Nous demandons que cette
reconnaissance s’accompagne d’un plan ambitieux de prévention et de prise en
charge holistique de cette pathologie. En déplaçant son coût estimé à 22
millions par an (1 % du PIB)
vers un plan de prévention centré sur la nutrition, l’accompagnement
psychologique et physique, des exigences face à l’industrie agroalimentaire, un
programme d’urbanisation encourageant la pratique du sport, nous enrayerons les
courbes exponentielles et les données mortifères de l’obésité.

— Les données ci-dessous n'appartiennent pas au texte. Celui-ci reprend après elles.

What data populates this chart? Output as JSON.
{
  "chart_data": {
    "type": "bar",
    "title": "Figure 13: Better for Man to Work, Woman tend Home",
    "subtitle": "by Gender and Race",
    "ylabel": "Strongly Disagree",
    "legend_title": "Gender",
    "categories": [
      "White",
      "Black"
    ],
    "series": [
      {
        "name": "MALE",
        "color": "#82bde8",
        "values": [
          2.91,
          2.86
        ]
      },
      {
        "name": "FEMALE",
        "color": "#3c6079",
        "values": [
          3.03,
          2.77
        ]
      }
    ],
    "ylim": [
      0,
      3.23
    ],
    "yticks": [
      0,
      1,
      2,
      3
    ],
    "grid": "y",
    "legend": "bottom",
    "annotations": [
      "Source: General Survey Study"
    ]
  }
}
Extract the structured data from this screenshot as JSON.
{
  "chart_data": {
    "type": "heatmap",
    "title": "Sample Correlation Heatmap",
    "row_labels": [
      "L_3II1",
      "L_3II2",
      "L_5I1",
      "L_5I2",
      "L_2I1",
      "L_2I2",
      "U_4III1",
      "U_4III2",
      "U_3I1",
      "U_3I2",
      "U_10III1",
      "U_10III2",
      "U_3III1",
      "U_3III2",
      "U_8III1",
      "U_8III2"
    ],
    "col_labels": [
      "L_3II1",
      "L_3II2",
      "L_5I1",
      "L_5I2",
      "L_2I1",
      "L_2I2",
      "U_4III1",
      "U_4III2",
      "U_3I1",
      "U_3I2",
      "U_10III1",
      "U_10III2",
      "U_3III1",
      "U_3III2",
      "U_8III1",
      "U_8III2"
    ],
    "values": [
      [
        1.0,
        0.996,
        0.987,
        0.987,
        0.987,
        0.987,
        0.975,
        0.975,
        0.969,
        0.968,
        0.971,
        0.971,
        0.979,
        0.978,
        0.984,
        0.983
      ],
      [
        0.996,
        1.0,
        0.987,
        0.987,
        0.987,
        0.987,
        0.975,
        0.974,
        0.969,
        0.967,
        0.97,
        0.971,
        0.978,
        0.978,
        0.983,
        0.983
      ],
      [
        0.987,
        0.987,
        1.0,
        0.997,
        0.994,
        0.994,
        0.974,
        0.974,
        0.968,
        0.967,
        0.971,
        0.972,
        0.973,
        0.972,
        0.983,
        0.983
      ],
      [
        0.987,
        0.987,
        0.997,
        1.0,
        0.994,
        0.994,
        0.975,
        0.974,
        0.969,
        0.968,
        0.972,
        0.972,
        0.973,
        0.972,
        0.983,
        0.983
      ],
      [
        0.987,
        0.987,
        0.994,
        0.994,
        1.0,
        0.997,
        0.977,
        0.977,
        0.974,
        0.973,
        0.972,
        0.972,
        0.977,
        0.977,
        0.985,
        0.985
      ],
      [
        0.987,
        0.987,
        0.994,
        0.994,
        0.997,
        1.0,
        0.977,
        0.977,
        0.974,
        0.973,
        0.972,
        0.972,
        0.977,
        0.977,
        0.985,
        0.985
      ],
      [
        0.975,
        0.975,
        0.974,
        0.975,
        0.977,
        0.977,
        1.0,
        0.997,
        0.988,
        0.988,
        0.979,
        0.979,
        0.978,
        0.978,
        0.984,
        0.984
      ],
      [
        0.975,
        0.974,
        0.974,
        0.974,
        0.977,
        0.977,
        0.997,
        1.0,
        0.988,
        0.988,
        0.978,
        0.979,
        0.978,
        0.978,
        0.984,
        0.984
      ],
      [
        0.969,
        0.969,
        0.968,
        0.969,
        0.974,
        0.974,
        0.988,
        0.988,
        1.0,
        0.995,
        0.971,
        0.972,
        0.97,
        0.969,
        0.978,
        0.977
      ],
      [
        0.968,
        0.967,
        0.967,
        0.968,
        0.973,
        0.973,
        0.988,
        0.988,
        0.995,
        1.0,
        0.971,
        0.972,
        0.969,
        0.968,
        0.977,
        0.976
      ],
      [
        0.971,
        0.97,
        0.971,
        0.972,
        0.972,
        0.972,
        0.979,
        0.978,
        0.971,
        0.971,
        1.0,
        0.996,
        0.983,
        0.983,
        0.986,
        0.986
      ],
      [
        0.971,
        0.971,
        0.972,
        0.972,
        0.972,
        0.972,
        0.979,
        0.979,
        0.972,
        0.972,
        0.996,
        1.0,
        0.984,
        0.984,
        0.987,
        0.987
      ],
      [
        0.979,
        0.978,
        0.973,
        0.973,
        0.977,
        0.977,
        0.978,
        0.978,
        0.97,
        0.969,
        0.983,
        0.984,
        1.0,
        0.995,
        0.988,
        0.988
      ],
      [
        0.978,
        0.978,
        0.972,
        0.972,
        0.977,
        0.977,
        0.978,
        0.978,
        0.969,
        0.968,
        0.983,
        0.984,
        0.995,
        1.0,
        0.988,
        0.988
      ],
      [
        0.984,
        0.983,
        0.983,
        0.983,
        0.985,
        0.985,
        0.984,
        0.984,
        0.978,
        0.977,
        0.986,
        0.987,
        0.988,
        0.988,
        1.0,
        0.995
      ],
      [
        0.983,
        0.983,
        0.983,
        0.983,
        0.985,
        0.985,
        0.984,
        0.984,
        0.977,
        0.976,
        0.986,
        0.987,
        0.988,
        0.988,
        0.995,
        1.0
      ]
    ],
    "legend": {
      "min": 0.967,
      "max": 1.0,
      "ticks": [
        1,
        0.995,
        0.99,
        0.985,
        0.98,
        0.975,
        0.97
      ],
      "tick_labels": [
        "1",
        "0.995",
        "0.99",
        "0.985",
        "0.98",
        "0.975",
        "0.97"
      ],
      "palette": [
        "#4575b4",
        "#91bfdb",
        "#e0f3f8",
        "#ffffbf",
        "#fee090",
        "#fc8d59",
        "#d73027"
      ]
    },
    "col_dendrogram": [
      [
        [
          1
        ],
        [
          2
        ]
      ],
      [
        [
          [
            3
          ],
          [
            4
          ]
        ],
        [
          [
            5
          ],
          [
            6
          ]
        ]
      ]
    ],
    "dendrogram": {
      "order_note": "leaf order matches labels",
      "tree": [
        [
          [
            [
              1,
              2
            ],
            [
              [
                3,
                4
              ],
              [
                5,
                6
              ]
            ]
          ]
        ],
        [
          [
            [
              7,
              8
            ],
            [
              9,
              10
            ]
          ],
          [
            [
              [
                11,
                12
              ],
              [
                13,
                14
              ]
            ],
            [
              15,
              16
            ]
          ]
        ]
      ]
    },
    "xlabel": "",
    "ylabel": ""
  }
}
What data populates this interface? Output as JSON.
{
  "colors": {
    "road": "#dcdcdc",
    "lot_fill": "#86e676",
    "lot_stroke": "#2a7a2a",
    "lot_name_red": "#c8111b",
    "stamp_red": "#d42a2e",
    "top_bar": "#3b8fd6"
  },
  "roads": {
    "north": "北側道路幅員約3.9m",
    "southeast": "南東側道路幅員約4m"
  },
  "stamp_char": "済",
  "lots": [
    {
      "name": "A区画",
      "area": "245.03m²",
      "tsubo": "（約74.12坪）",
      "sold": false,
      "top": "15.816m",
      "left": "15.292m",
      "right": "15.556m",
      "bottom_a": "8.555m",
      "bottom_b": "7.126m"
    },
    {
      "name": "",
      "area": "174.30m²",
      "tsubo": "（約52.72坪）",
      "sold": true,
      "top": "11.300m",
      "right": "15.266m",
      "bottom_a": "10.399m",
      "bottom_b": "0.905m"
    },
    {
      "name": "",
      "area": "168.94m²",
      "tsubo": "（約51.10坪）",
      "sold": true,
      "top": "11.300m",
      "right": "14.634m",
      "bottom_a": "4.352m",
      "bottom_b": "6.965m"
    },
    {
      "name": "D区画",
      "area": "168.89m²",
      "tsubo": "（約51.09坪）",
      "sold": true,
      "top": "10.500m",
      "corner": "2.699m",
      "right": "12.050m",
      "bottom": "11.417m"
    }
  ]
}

Enfin, c’est en bénéficiant d’une
formation dédiée que les professionnels de santé seront en mesure d’accompagner
les patients, au plus près de leurs besoins, et de dispenser une prise en
charge adaptée à la pathologie. A cet effet, les étudiants en médecine
devraient avoir la possibilité de choisir une spécialité en obésité, que nous
revendiquons.
C’est alors que l’on pourra dire,
collectivement, que la crise du Covid-19 aura tristement au moins servi à cela :
l’activation d’un plan gouvernemental audacieux de prévention et de formation
pour que… « plus jamais… ». Le gouvernement actuel et le suivant
devront rendre des comptes à 33 millions de personnes en surpoids, 8 millions
en situation d’obésité et surtout tirer les enseignements de la pandémie. Nos
dirigeants ne peuvent plus se permettre d’attendre.